Ad.3 Bentuk perceraian ini dilakukan oleh suami atau istri yang menikah di hadapan kantor pencatatan sipil, caranya adalah dengan mengadakan gugatan perceraian kepada Pengadilan Negeri. Setelah memperoleh putusan yang sudah berkekuatan pasti, perceraian ini didaftarkan di kantor catatan sipil. Perceraian dianggap terjadi terhitung putusan tersebut didaftarkan. Selama berlangsungnya gugatan perceraian atas permohonan penggugat atau tergugat berdasarkan pertimbangan bahaya yang mungkin ditimbulkan.

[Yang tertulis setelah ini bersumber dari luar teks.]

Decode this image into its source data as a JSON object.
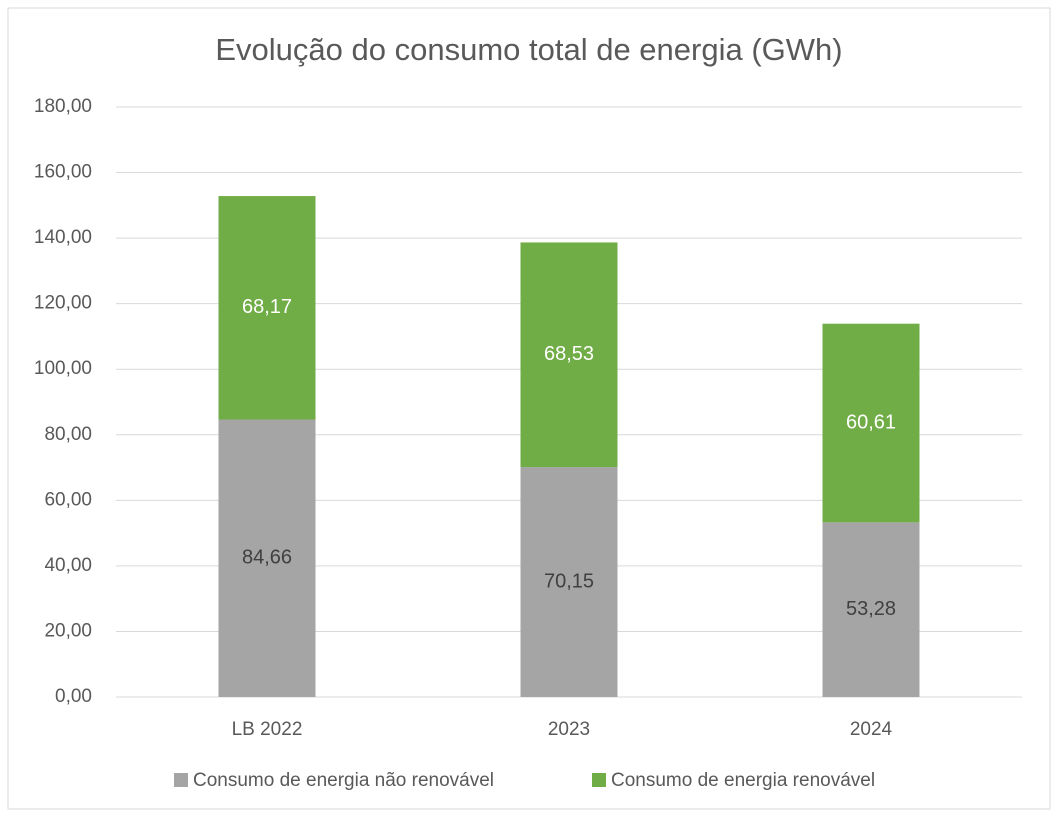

Pengadilan dapat mengijinkan suami istri tersebut untuk tidak tinggal dalam satu rumah. Juga selama berlangsungnya gugatan perceraian, atas permohonan penggugat atau tergugat, pengadilan dapat :
a. Menentukan nafkah yang harus ditanggung oleh suami
b. Menentukan hal-hal yang perlu untuk menjamin pemeliharaan dan pendidikan anak
Selain itu setelah berceraipun, orangtua tetap berkewajiban untuk memelihara dan mendidik anak-anak mereka sebaik-baiknya sampai anak-anak tersebut kawin atau dapat berdiri sendiri.
Apabila perkawinan putus karena perceraian atau dibatalkan oleh pengadilan waktu tunggu adalah 90 hari sejak putusan pengadilan mempunyai kekuatan yang pasti. Apabila sebelumnya telah terjadi hubungan kelamin, tidak ada waktu tunggu. Setelah perceraian terjadi sebaiknya harta benda suami istri dibagi secara musyawarah dan mufakat, apabila tidak dapat dilakukan secara demikian, dapat diajukan gugatan kepada Pengadilan Negeri agar masing-masing pihak memperoleh bagiannya.bagian masing-masing pihak adalah setengah harta bersama, harta bawaan tetap milik masing-masing.
D. Pengukuhan Putusan
Undang-undang Perkawinan mengharuskan bahwa setiap putusan pengadilan Agama dikukuhkan oleh Pengadilan Negeri. Untuk itu setiap putusan Pengadilan Agama akan dikirimkan kepada Pengadilan Negeri.
E. Akibat Perceraian
Perceraian antara suami dan istri bukan hanya memutuskan ikatan perkawinan saja, lebih lanjut perkawinan juga melahirkan beberapa akibat seperti timbulnya pembagian harta
Untuk melindungi si isteri terhadap kekuasaan si suami yang sangat luas itu atas kekayaan bersama serta kekayaan pribadisi isteri, undang-undang memberikan pada si isteri suatu hak untuk meminta pada hakim supaya diadakan pemisahan kekayaan dengan tetap berlangsungnya perkawinan.
Pemisahan kekayaan itu dapat diminta oleh isteri :
a) Apabila si suami dengan kelakuan yangnyata-nyata tidak baik, mengorbankan kekayaan bersama dan membahayakan keselamatan keluarga
c) Apabila si suami mengobralkan kekayaan sendiri, hingga si isteri akan kehilangan tanggungan yang oleh undang-undang diberikan padanya atas kekayaan tersebut karena pengurusan yang dilakukan oleh si suami terhadap kekayaan isterinya.